Dissemos que o Estado apóia seus capitalistas pois eles operam elos das cadeias mercantis e

pagam os tributos e geram as divisas que o Estado necessita para seus fins. Mas os capitalistas também

buscam apoio do Estado para se favorecerem. Conforme diz Wallerstein(2001, p 123-124): “a tentativa

dos produtores poderosos de melhorar sua posição no mercado através do Estado, bem como a resposta

amplamente positiva que os Estados tem dado a essa demanda é uma constante. Não fosse isso, a

civilização capitalista não teria florescido.”

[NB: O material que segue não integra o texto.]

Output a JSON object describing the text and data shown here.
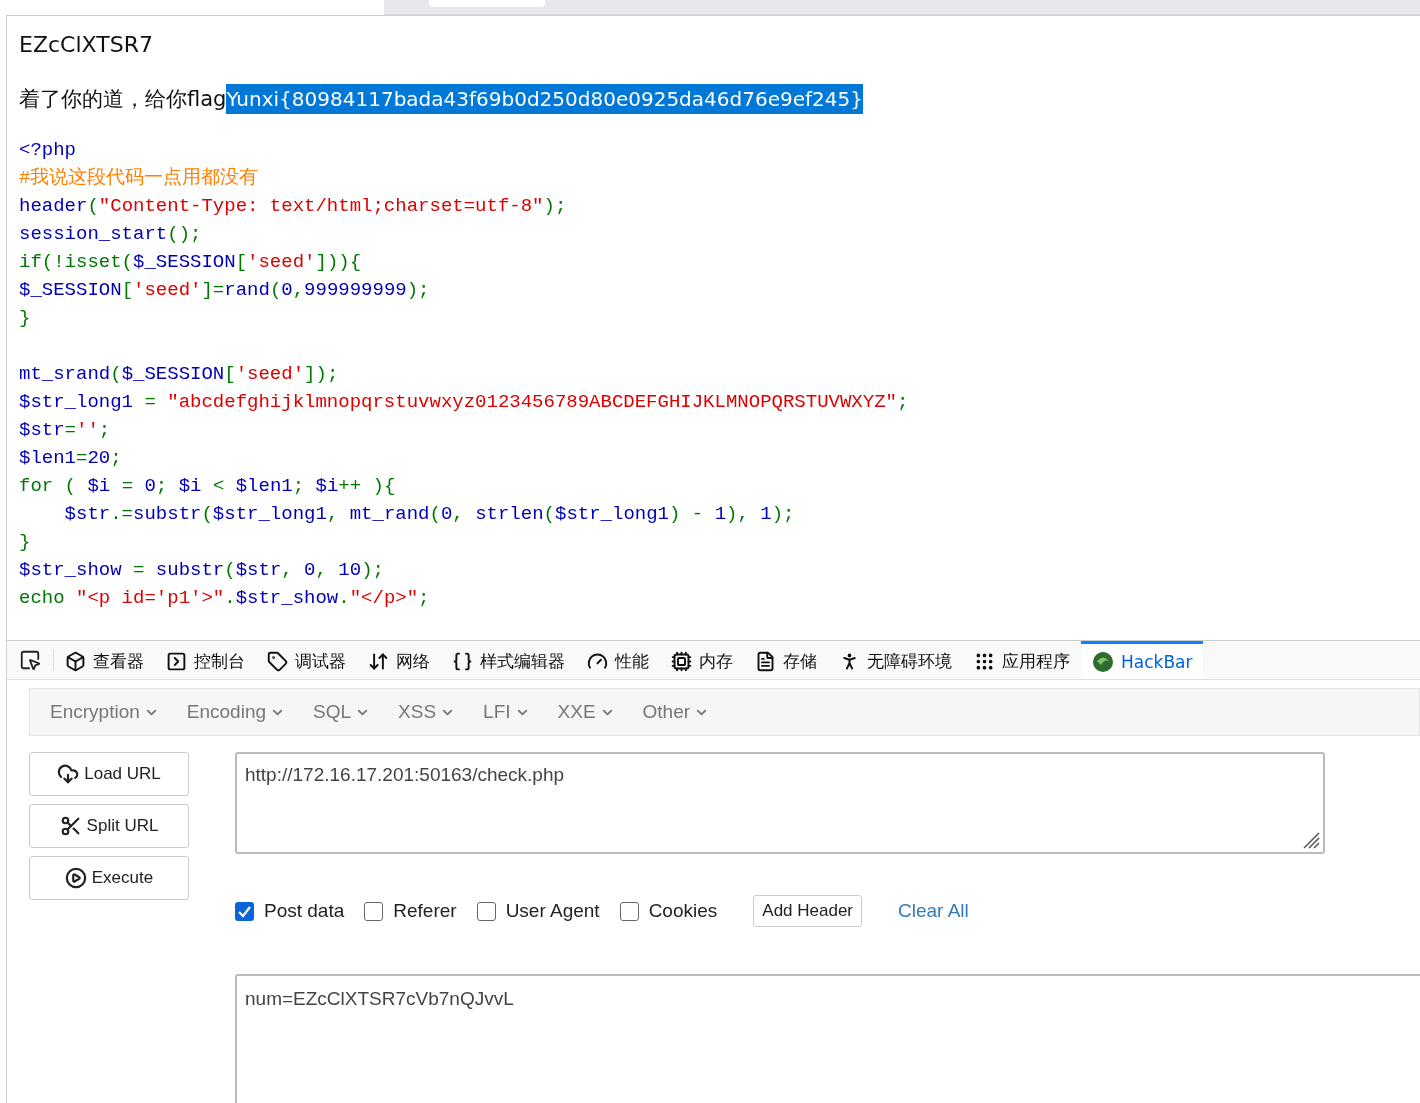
{
  "page": {
    "output": "EZcClXTSR7",
    "message": "着了你的道，给你flag",
    "selected_text": "Yunxi{80984117bada43f69b0d250d80e0925da46d76e9ef245}",
    "code": [
      [
        [
          {
            "kind": "default",
            "text": "<?php"
          }
        ],
        [
          {
            "kind": "comment",
            "text": "#我说这段代码一点用都没有"
          }
        ],
        [
          {
            "kind": "default",
            "text": "header"
          },
          {
            "kind": "keyword",
            "text": "("
          },
          {
            "kind": "string",
            "text": "\"Content-Type: text/html;charset=utf-8\""
          },
          {
            "kind": "keyword",
            "text": ");"
          }
        ],
        [
          {
            "kind": "default",
            "text": "session_start"
          },
          {
            "kind": "keyword",
            "text": "();"
          }
        ],
        [
          {
            "kind": "keyword",
            "text": "if(!isset("
          },
          {
            "kind": "default",
            "text": "$_SESSION"
          },
          {
            "kind": "keyword",
            "text": "["
          },
          {
            "kind": "string",
            "text": "'seed'"
          },
          {
            "kind": "keyword",
            "text": "])){"
          }
        ],
        [
          {
            "kind": "default",
            "text": "$_SESSION"
          },
          {
            "kind": "keyword",
            "text": "["
          },
          {
            "kind": "string",
            "text": "'seed'"
          },
          {
            "kind": "keyword",
            "text": "]="
          },
          {
            "kind": "default",
            "text": "rand"
          },
          {
            "kind": "keyword",
            "text": "("
          },
          {
            "kind": "default",
            "text": "0"
          },
          {
            "kind": "keyword",
            "text": ","
          },
          {
            "kind": "default",
            "text": "999999999"
          },
          {
            "kind": "keyword",
            "text": ");"
          }
        ],
        [
          {
            "kind": "keyword",
            "text": "}"
          }
        ]
      ],
      [
        [
          {
            "kind": "default",
            "text": "mt_srand"
          },
          {
            "kind": "keyword",
            "text": "("
          },
          {
            "kind": "default",
            "text": "$_SESSION"
          },
          {
            "kind": "keyword",
            "text": "["
          },
          {
            "kind": "string",
            "text": "'seed'"
          },
          {
            "kind": "keyword",
            "text": "]);"
          }
        ],
        [
          {
            "kind": "default",
            "text": "$str_long1 "
          },
          {
            "kind": "keyword",
            "text": "= "
          },
          {
            "kind": "string",
            "text": "\"abcdefghijklmnopqrstuvwxyz0123456789ABCDEFGHIJKLMNOPQRSTUVWXYZ\""
          },
          {
            "kind": "keyword",
            "text": ";"
          }
        ],
        [
          {
            "kind": "default",
            "text": "$str"
          },
          {
            "kind": "keyword",
            "text": "="
          },
          {
            "kind": "string",
            "text": "''"
          },
          {
            "kind": "keyword",
            "text": ";"
          }
        ],
        [
          {
            "kind": "default",
            "text": "$len1"
          },
          {
            "kind": "keyword",
            "text": "="
          },
          {
            "kind": "default",
            "text": "20"
          },
          {
            "kind": "keyword",
            "text": ";"
          }
        ],
        [
          {
            "kind": "keyword",
            "text": "for ( "
          },
          {
            "kind": "default",
            "text": "$i "
          },
          {
            "kind": "keyword",
            "text": "= "
          },
          {
            "kind": "default",
            "text": "0"
          },
          {
            "kind": "keyword",
            "text": "; "
          },
          {
            "kind": "default",
            "text": "$i "
          },
          {
            "kind": "keyword",
            "text": "< "
          },
          {
            "kind": "default",
            "text": "$len1"
          },
          {
            "kind": "keyword",
            "text": "; "
          },
          {
            "kind": "default",
            "text": "$i"
          },
          {
            "kind": "keyword",
            "text": "++ ){"
          }
        ],
        [
          {
            "kind": "default",
            "text": "    $str"
          },
          {
            "kind": "keyword",
            "text": ".="
          },
          {
            "kind": "default",
            "text": "substr"
          },
          {
            "kind": "keyword",
            "text": "("
          },
          {
            "kind": "default",
            "text": "$str_long1"
          },
          {
            "kind": "keyword",
            "text": ", "
          },
          {
            "kind": "default",
            "text": "mt_rand"
          },
          {
            "kind": "keyword",
            "text": "("
          },
          {
            "kind": "default",
            "text": "0"
          },
          {
            "kind": "keyword",
            "text": ", "
          },
          {
            "kind": "default",
            "text": "strlen"
          },
          {
            "kind": "keyword",
            "text": "("
          },
          {
            "kind": "default",
            "text": "$str_long1"
          },
          {
            "kind": "keyword",
            "text": ") - "
          },
          {
            "kind": "default",
            "text": "1"
          },
          {
            "kind": "keyword",
            "text": "), "
          },
          {
            "kind": "default",
            "text": "1"
          },
          {
            "kind": "keyword",
            "text": ");"
          }
        ],
        [
          {
            "kind": "keyword",
            "text": "}"
          }
        ],
        [
          {
            "kind": "default",
            "text": "$str_show "
          },
          {
            "kind": "keyword",
            "text": "= "
          },
          {
            "kind": "default",
            "text": "substr"
          },
          {
            "kind": "keyword",
            "text": "("
          },
          {
            "kind": "default",
            "text": "$str"
          },
          {
            "kind": "keyword",
            "text": ", "
          },
          {
            "kind": "default",
            "text": "0"
          },
          {
            "kind": "keyword",
            "text": ", "
          },
          {
            "kind": "default",
            "text": "10"
          },
          {
            "kind": "keyword",
            "text": ");"
          }
        ],
        [
          {
            "kind": "keyword",
            "text": "echo "
          },
          {
            "kind": "string",
            "text": "\"<p id='p1'>\""
          },
          {
            "kind": "keyword",
            "text": "."
          },
          {
            "kind": "default",
            "text": "$str_show"
          },
          {
            "kind": "keyword",
            "text": "."
          },
          {
            "kind": "string",
            "text": "\"</p>\""
          },
          {
            "kind": "keyword",
            "text": ";"
          }
        ]
      ]
    ]
  },
  "devtools": {
    "tabs": [
      {
        "kind": "inspector",
        "label": "查看器",
        "selected": false
      },
      {
        "kind": "console",
        "label": "控制台",
        "selected": false
      },
      {
        "kind": "debugger",
        "label": "调试器",
        "selected": false
      },
      {
        "kind": "network",
        "label": "网络",
        "selected": false
      },
      {
        "kind": "style",
        "label": "样式编辑器",
        "selected": false
      },
      {
        "kind": "performance",
        "label": "性能",
        "selected": false
      },
      {
        "kind": "memory",
        "label": "内存",
        "selected": false
      },
      {
        "kind": "storage",
        "label": "存储",
        "selected": false
      },
      {
        "kind": "accessibility",
        "label": "无障碍环境",
        "selected": false
      },
      {
        "kind": "application",
        "label": "应用程序",
        "selected": false
      },
      {
        "kind": "hackbar",
        "label": "HackBar",
        "selected": true
      }
    ]
  },
  "hackbar": {
    "menu": [
      "Encryption",
      "Encoding",
      "SQL",
      "XSS",
      "LFI",
      "XXE",
      "Other"
    ],
    "buttons": [
      {
        "kind": "load",
        "label": "Load URL"
      },
      {
        "kind": "split",
        "label": "Split URL"
      },
      {
        "kind": "execute",
        "label": "Execute"
      }
    ],
    "url": "http://172.16.17.201:50163/check.php",
    "options": [
      {
        "label": "Post data",
        "checked": true
      },
      {
        "label": "Referer",
        "checked": false
      },
      {
        "label": "User Agent",
        "checked": false
      },
      {
        "label": "Cookies",
        "checked": false
      }
    ],
    "add_header": "Add Header",
    "clear_all": "Clear All",
    "post_body": "num=EZcClXTSR7cVb7nQJvvL"
  }
}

Então a relação entre capital e Estado é uma “faca de dois gumes”. Essas relações estão na raiz

da definição de capitalismo de Braudel(1997). Para ele o “capitalismo só triunfa quando se identifica

com o Estado, quando é o Estado”(idem, p. 579). O verdadeir o lar do capitalismo não é a economia de

mercado e sim uma camada superior caracterizada por monopólios que garantem o lucro extraordinário

ao capitalista. Para garantir esses monopólios o capital (o dono do dinheiro) se relaciona com o estado

(o dono do poder político). O capitalismo para Braudel(1998, p.8)

“É a zona dos cálculos e da especulação, uma zona de sombra de, contraluz, de atividades de iniciados que creio estar na raiz do que nos é dado a compreender sob a palavra capitalismo, sendo este uma acumulação de poder (que baseia a troca numa relação de forca, tanto e mais do que numa reciprocidade das necessidades), um parasitismo social, inevitável ou não, como tantos outros.”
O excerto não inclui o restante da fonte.